国学力テストでは,そのものずばりではないものの,上記のとおり0.5×2は1なのだから,1.0とする必要がない(小数点つきだと字数が多くなってしまう)という事例を見つけまして,これはちょっと面白いなと思いました.
「9.0と9,答えは同じ」なのを認めるとして,使いどころを,「同じなんだから減点はおかしい」に代表されるネット上の批判と,別のところに,考えてみるわけです.複雑な計算において,9.0(または9.00,9.000,…)が途中で出たとき,すぐ「9」に置き換えればいいのです.
このような「小数点以下の数字の扱い」は,複雑な計算を扱うより前,小数のたし算・ひき算・かけ算を学ぶ時点から,配慮しておきたいものです.
関連のリストを作るにあたり,算数教科書6社のWebページを見ましたが,このようにQ&A形式で書いているのは東京書籍のみでした*3日本文教出版では,https://www.nichibun-g.co.jp/textbooks/sansu/よりアクセスできる「評価テスト例」の3年下に「3.7+5.3」の筆算(正解は「9」のみ)が,4年下に「23.5×4」の筆算(同「94」)が,それぞれ見られます.
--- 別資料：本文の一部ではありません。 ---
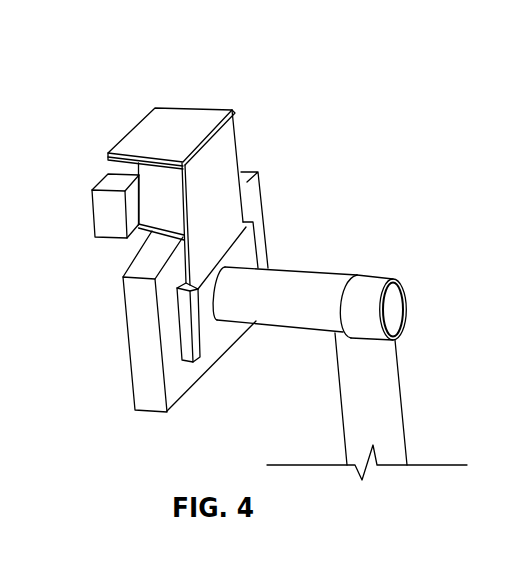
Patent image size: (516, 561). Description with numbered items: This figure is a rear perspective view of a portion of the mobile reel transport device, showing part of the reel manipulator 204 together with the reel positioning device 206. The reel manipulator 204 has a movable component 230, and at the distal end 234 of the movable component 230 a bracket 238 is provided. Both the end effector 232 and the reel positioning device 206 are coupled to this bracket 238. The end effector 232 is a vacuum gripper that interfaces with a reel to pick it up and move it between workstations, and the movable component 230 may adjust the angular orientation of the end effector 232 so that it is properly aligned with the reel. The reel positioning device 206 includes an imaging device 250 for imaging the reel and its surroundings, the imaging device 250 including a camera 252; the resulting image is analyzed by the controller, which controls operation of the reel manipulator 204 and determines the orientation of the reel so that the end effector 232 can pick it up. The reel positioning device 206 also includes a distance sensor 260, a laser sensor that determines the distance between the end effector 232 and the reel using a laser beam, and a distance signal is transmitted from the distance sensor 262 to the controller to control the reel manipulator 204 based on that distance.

The reel manipulator 204 is at (361, 234).
The reel positioning device 206 is at (191, 94).
The movable component 230 is at (388, 397).
The end effector 232 is at (138, 370).
The distal end 234 is at (247, 272).
The bracket 238 is at (218, 180).
The imaging device 250 is at (154, 107).
The camera 252 is at (125, 137).
The distance sensor 260 is at (101, 214).
The distance sensor 262 is at (92, 203).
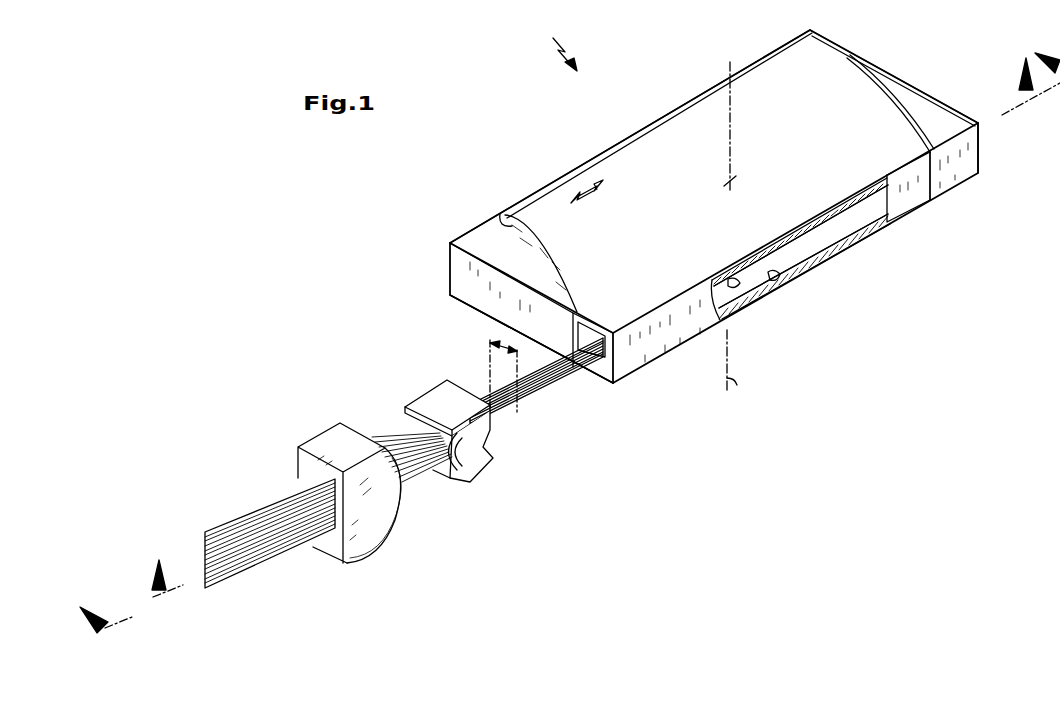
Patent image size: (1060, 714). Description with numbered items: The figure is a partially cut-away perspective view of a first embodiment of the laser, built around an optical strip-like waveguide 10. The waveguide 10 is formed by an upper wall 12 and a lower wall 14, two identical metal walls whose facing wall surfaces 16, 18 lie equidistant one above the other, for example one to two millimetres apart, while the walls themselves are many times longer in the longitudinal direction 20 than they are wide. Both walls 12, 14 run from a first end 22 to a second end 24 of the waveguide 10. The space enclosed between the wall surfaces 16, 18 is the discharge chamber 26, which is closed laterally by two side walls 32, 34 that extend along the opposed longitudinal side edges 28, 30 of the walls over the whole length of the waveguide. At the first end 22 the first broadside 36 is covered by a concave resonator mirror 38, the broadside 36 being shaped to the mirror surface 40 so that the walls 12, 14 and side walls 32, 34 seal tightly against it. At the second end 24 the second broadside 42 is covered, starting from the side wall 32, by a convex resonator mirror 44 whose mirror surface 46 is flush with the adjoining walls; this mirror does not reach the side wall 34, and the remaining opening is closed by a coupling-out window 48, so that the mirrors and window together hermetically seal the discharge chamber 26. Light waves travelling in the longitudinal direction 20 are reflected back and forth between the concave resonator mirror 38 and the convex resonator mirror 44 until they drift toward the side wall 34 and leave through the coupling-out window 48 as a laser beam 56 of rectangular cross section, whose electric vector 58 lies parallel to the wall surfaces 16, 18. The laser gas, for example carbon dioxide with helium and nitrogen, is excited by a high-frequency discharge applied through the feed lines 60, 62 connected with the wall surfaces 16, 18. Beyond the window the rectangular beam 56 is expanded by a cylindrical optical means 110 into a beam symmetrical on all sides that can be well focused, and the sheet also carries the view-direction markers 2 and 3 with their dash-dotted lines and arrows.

The optical strip-like waveguide 10 is at (553, 43).
The upper wall 12 is at (768, 256).
The lower wall 14 is at (862, 235).
The wall surface 16 is at (733, 283).
The wall surface 18 is at (775, 283).
The longitudinal direction 20 is at (595, 196).
The first end 22 is at (912, 88).
The second end 24 is at (458, 309).
The discharge chamber 26 is at (820, 240).
The longitudinal side edge 28 is at (633, 135).
The longitudinal side edge 30 is at (893, 172).
The side wall 32 is at (564, 176).
The side wall 34 is at (913, 210).
The first broadside 36 is at (880, 70).
The concave resonator mirror 38 is at (948, 120).
The mirror surface 40 is at (855, 66).
The second broadside 42 is at (505, 214).
The convex resonator mirror 44 is at (452, 272).
The mirror surface 46 is at (502, 218).
The coupling-out window 48 is at (592, 328).
The laser beam 56 is at (560, 377).
The electric vector 58 is at (490, 340).
The feed line 60 is at (727, 72).
The feed line 62 is at (728, 384).
The cylindrical optical means 110 is at (398, 505).
The section 2-2 view direction 2 is at (606, 341).
The section 3-3 view direction 3 is at (570, 357).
冒頭の出題のように,答えを書く欄と,筆算をする箇所とを分けておき,筆算の結果は「10.40」とし---斜線をするか否か,するなら左上から右下か,右上から左下か,どっちでもいいのかで煩わされることなく---,答えとして書く際には,有効数字を問うものではないから「10.4」とすればよい,という出題・解答の流れが,軋轢を減らしてくれそうに思うのですがどうでしょうか.

*1:6+0.5×2=(6+0.5)×2=6.5×2=13とする典型的な誤答においても,かけ算の結果,小数点以下が不要になる状況が発生します.

*2:むしろ「小数点は残したまま」のほうが,印象に残っていました.C言語では4は4.0や4.とは違うんだよなと,初めて見たとき思ったものです.